Резкий телефонный звонок прервал речь генерала Ротмистрова самым наглым образом, а Боков быстро поднёс трубку к уху:

— Генерал Боков слушает! — произнёс он и тут же, переменившись в лице, вскочил. — Здравия желаю, товарищ Сталин!.. Так точно, товарищ Сталин!.. Слушаю, товарищ Сталин!..

Боков торопливо и взволнованно, как будто бы молоденький курсант военного училища, пододвинул к себе объёмистую папку и начал срывающимся голосом докладывать Верховному последнюю сводку с фронтов.

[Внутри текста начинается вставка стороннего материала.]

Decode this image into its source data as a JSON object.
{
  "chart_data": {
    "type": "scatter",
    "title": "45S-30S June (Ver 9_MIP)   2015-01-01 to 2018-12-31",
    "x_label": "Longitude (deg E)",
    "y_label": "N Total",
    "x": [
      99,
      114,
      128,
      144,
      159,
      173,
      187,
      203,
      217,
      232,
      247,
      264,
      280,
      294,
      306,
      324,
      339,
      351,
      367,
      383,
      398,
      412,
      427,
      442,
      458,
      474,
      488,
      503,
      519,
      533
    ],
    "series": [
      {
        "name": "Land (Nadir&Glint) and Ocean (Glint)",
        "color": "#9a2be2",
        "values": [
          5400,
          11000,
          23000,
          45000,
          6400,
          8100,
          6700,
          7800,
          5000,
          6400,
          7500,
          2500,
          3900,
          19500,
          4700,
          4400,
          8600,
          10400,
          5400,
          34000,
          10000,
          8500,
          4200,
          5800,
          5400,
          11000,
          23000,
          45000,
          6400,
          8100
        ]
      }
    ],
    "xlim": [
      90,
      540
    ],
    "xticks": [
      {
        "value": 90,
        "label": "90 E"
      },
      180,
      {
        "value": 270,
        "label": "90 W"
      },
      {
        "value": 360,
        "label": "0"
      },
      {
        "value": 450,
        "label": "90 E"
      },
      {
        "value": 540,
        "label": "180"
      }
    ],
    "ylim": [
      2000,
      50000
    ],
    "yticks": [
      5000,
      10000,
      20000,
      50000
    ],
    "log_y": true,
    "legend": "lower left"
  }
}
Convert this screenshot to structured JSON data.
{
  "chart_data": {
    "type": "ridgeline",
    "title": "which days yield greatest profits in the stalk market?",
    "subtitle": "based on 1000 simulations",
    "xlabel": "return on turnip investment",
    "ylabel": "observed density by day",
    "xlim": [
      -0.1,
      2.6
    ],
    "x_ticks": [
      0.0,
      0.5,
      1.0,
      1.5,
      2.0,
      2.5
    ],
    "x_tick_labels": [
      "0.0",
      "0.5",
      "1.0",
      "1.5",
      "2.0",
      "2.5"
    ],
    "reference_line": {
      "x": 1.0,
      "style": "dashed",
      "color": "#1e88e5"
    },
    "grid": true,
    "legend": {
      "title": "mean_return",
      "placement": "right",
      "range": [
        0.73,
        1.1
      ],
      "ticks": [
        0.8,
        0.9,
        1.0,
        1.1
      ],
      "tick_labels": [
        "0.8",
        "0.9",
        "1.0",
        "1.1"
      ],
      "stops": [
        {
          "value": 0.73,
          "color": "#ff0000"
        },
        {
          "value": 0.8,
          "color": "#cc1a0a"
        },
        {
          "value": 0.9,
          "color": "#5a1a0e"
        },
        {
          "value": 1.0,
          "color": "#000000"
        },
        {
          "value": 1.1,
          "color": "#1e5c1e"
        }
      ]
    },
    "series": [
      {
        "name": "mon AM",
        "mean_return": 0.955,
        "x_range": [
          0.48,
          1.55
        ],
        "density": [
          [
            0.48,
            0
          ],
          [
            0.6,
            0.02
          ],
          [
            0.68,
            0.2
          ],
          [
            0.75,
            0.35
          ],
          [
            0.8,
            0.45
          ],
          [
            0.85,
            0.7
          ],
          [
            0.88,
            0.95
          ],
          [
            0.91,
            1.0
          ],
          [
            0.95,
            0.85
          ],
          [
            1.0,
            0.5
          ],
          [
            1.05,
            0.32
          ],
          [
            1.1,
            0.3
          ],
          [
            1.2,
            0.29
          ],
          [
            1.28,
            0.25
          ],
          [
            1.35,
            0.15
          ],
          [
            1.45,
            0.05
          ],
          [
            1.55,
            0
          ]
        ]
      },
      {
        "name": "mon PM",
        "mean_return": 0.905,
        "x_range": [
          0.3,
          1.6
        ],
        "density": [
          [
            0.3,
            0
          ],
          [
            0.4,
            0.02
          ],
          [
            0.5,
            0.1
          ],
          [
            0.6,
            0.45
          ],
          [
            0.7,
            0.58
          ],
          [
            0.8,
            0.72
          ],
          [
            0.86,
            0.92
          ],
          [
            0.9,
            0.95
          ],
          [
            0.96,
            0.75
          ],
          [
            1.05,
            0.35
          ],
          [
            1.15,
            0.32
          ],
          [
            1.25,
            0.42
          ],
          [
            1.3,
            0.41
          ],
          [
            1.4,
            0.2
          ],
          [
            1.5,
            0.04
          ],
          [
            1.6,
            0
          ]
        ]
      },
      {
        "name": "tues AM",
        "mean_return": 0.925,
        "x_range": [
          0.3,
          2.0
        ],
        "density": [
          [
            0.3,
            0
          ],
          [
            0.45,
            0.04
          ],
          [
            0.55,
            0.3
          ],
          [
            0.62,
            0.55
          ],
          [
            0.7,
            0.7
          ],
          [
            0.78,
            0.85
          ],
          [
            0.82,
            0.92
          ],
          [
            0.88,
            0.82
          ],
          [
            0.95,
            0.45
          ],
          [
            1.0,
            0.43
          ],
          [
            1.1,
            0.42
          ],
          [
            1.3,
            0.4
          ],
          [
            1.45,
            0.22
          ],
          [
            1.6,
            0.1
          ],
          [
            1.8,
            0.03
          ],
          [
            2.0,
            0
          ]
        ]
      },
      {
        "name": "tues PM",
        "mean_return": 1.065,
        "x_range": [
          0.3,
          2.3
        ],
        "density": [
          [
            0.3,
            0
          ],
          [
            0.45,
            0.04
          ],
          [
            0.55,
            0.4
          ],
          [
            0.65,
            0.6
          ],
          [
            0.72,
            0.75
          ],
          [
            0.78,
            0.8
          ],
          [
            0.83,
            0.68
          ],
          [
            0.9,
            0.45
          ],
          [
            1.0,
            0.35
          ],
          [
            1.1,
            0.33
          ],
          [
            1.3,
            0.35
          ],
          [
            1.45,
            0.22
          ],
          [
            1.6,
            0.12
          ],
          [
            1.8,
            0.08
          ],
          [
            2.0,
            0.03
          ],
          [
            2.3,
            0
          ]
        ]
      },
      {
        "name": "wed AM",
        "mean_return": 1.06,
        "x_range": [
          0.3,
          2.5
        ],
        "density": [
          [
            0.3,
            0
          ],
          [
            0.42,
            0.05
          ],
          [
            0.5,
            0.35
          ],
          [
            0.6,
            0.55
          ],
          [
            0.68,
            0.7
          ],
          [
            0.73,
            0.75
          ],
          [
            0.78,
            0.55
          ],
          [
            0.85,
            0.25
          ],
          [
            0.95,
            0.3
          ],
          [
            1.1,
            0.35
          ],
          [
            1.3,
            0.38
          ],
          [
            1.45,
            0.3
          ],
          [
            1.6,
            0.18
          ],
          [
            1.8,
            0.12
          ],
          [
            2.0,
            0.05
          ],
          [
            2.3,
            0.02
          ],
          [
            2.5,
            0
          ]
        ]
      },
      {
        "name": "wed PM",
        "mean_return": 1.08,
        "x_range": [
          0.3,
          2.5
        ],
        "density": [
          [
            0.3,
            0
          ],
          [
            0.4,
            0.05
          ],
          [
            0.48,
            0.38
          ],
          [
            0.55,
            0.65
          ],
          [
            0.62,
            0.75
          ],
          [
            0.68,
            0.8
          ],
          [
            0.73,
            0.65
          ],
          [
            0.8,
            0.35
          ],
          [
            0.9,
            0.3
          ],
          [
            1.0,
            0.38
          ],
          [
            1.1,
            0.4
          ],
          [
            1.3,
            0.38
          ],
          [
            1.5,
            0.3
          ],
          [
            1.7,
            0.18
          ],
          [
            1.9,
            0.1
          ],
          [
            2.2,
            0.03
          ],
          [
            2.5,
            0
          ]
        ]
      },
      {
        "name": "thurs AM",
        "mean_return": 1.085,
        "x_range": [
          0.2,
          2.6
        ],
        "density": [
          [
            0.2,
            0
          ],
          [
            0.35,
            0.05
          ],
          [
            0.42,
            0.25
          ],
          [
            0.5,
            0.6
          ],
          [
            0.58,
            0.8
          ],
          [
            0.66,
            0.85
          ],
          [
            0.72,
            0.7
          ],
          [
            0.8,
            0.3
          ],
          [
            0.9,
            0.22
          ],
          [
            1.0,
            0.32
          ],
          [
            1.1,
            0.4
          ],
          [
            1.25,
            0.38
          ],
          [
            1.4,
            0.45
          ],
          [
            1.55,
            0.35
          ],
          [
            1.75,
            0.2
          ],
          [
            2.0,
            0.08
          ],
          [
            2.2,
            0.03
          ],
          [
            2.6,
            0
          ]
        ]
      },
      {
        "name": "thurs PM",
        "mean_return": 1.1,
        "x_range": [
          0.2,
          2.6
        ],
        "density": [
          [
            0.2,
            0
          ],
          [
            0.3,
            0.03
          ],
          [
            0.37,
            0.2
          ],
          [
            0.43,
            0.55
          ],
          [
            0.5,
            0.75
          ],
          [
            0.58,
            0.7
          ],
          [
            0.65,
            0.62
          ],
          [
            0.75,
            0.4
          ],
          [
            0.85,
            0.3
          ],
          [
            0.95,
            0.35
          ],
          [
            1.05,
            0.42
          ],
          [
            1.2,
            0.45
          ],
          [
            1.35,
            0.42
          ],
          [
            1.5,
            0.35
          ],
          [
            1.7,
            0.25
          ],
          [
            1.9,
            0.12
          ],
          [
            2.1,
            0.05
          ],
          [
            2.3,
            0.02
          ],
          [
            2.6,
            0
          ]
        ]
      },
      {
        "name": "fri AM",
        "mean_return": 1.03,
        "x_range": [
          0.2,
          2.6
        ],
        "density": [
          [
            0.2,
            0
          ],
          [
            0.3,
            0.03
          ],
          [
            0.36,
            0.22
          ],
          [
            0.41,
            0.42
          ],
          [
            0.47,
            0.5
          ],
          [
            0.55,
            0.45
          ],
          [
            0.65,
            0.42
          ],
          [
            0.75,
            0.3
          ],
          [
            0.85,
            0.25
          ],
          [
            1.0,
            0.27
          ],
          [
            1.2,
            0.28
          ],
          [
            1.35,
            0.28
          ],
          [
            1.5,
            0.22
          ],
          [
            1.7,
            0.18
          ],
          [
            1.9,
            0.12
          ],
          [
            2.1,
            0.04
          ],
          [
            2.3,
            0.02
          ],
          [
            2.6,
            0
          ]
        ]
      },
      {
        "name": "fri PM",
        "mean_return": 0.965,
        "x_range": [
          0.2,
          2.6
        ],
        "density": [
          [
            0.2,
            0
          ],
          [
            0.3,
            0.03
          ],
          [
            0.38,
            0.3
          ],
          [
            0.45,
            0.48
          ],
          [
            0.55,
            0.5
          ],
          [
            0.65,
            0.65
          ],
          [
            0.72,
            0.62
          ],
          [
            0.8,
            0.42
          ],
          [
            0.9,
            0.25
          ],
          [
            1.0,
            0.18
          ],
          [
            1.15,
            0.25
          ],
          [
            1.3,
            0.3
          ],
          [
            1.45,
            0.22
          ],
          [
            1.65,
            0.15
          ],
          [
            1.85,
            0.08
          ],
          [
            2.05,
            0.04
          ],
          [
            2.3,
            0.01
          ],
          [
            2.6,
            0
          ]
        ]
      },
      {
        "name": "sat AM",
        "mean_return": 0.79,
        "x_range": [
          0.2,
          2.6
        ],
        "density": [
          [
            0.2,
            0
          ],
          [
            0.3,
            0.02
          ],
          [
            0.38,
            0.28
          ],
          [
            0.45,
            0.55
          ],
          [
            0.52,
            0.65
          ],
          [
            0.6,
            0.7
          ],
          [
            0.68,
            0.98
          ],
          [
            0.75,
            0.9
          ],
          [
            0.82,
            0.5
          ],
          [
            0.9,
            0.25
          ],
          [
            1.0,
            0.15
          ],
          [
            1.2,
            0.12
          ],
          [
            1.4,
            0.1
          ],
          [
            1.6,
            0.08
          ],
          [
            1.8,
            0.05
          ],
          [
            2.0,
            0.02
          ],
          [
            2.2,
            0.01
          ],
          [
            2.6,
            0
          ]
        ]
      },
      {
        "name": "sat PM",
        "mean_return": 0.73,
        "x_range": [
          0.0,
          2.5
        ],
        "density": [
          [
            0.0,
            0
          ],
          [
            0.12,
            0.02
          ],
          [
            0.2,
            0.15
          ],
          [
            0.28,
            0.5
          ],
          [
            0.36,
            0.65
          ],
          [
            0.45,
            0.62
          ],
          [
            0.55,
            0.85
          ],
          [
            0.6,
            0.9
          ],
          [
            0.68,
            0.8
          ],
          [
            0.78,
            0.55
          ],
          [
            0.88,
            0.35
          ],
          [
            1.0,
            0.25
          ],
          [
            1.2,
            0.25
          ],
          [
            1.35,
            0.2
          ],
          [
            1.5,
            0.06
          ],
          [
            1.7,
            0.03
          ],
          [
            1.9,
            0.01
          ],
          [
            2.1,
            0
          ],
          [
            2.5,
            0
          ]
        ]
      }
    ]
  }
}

Ротмистров, поддавшись возбуждённому состоянию Бокова, тоже невольно привстал, и в груди его что-то захолодело: то ли от необъяснимого испуга, то ли от внезапного волнения. А Боков в это время, закончив передавать сводку, отвечал на вопросы Иосифа Виссарионовича. Ротмистров немигающе смотрел на Бокова, на телефонную трубку в его руках, из которой мягко шелестел ЕГО голос. А генерал Генштаба вдруг скосил на пего глаза и громко, отчётливо выложил:

— Товарищ Сталин, с Южного фронта к нам прибыл генерал Ротмистров. Я прошу вас… хочу просить вас, товарищ Сталии, чтобы вы его приняли. По очень важному делу…

Ротмистров от нового приступа волнения смертельно побледнел, а лицо Бокова вдруг расплылось в широчайшей улыбке: наверняка Сталин был в хорошем настроении и сказал генералу что-то эдакое, шутливое. Затем генерал Генштаба мгновенно погасил улыбку, стёр её бесследно со своего лица.

— Слушаюсь, товарищ Сталин! — вытягиваясь, ответил в трубку Боков, и, осторожно опустив её на рычаг, шумно и с облегчением выдохнул. — Ну что ж, Павел Алексеевич, в рубашке вы, видимо, родились: Верховный не возражает и велел вас пригласить к нему.

— Что-то у меня… — Ротмистров снял очки, прямо пальцами рук машинально протёр стёкла. — Что-то я…

— Да полно вам, Павел Алексеевич! Он — Верховный — примет вас сразу же после моего доклада о положении на фронтах.